Мысль, тяжёлая и липкая, точно вар, настигла меня: всё, чем я владею, – это вот этот борщ, этот вечер за окном, где в морозной дымке тускло горели редкие окна, да эта бесконечная, унылая дорога в магазин за сметаной, которую я проделываю уже пятнадцатый год. Мысль та была столь тягостна, столь душна, что потребовалось мне тотчас выйти на воздух, будто в горнице перекрыли всё живое дыхание.
Я отложила нож. Свёкла, разрезанная пополам, кровянисто темнела на разделочной доске, и это было похоже на что-то раненое, оставленное истекать.

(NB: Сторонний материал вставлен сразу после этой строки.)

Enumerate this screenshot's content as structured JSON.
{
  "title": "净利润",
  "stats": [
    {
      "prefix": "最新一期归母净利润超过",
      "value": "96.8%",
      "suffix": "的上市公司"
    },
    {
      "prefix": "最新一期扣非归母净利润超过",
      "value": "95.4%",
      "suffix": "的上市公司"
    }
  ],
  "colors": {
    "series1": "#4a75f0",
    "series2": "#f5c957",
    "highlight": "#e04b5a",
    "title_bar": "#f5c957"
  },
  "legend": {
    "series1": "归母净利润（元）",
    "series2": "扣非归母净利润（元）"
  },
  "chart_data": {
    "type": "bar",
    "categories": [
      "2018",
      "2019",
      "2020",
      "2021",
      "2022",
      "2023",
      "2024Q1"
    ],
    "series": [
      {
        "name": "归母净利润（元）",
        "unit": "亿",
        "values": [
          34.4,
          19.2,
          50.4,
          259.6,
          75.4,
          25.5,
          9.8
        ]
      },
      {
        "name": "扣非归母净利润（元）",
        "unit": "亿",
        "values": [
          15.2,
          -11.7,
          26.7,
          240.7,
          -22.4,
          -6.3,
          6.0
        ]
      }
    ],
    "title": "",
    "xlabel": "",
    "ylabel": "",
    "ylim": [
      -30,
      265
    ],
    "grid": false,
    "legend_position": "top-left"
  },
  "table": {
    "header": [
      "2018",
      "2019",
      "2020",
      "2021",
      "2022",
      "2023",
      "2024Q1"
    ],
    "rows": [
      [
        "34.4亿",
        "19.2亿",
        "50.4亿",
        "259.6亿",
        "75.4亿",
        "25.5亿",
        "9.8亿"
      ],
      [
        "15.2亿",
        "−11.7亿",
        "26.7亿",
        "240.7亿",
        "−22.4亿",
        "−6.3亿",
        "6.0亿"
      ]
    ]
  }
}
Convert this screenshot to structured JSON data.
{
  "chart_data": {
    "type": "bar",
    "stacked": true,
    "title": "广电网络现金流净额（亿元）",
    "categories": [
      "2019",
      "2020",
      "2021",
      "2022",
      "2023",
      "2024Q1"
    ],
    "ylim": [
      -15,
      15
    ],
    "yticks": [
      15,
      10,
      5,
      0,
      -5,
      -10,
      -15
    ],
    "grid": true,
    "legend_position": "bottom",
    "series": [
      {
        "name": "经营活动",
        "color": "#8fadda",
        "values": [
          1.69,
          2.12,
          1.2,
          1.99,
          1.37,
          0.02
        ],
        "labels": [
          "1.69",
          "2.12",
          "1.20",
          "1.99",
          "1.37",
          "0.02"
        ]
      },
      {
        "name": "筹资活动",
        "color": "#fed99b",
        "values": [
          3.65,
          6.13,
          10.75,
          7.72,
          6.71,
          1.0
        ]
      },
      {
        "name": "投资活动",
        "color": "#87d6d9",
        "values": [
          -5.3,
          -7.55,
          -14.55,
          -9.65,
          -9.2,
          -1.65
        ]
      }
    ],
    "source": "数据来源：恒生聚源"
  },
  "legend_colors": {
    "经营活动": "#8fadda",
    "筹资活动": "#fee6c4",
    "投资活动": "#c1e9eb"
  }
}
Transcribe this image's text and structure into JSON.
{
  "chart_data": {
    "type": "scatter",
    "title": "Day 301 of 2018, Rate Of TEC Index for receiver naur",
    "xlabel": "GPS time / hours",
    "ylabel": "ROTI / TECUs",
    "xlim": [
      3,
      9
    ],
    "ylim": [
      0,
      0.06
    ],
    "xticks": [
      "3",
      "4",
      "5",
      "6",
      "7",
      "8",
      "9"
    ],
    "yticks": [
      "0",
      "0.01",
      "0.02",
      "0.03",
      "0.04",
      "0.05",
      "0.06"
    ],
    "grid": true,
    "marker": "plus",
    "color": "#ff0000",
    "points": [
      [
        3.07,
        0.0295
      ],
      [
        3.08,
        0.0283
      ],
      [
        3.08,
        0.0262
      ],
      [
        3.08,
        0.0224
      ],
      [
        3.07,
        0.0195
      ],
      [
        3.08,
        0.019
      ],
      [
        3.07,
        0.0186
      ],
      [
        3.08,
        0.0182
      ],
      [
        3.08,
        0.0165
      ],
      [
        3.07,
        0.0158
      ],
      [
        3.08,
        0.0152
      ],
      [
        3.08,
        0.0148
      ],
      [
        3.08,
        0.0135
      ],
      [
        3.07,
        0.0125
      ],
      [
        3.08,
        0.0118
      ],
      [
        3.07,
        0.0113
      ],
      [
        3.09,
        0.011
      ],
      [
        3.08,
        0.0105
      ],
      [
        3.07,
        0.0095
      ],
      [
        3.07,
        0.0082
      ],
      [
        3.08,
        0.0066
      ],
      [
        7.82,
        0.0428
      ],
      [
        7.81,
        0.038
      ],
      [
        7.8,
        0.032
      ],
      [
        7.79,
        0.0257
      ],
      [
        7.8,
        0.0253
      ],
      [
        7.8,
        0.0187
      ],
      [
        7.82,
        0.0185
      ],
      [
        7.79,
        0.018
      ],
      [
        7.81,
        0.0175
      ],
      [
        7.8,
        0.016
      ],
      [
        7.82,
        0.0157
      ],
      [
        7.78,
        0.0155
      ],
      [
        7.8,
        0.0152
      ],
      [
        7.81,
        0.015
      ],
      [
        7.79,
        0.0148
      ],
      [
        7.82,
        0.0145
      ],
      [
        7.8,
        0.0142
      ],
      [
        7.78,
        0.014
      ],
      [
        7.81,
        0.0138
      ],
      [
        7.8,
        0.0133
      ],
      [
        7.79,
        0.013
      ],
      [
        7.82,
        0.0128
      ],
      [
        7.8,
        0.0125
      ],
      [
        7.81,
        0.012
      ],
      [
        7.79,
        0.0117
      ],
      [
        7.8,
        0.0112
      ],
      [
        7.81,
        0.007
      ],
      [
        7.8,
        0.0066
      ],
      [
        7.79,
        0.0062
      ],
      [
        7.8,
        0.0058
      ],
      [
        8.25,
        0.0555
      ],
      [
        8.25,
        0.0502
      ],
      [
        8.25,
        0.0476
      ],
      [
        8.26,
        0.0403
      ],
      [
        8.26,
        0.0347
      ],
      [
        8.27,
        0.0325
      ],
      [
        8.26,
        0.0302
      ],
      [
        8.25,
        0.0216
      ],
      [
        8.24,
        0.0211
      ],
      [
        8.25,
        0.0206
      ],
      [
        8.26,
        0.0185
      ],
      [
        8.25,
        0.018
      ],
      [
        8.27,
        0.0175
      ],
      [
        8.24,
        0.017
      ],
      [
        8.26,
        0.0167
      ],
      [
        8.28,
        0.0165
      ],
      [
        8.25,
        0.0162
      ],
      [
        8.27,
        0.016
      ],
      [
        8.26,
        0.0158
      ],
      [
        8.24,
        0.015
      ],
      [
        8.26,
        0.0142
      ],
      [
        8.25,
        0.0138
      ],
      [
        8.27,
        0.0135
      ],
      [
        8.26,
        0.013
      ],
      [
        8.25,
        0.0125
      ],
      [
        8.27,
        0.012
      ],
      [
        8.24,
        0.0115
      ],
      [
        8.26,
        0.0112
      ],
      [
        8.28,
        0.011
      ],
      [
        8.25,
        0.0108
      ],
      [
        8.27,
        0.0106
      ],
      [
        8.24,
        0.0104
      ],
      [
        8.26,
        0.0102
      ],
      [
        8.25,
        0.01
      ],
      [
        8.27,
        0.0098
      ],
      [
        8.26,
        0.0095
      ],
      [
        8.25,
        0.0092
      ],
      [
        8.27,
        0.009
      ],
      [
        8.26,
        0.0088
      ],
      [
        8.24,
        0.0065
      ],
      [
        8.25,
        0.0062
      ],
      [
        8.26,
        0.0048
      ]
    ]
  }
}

– Саш, – бросила я в сумрак коридора, натягивая старый спортивный костюм, пропахший пылью и, казалось, самыми ветхими моими надеждами. Костюм этот когда-то был синим, с белыми лампасами, и в нём я бегала по утрам, когда верила, что ещё успею стать кем-то другой. Теперь он обвис на коленях, и лампасы эти напоминали скорее траурные ленточки. – Я за сметаной.
– Ага… – донеслось в ответ. Он даже не оборотился. Сидел в своём кресле, продавленном до формы его тела, перед телевизором, где мелькали кадры какого-то старого фильма. Свет телевизора падал на его лицо, высвечивая глубокие морщины у губ и седину на висках, которую я раньше не замечала или не хотела замечать.
Дверь за мной закрылась тихо. Я не включила свет в подъезде – знала каждую ступеньку на ощупь. Перила были ледяными, пахло кислой капустой из соседней квартиры и табаком. На площадке второго этажа кто-то выставил ёлку, уже осыпавшуюся, и иголки хрустели под моими стоптанными кроссовками.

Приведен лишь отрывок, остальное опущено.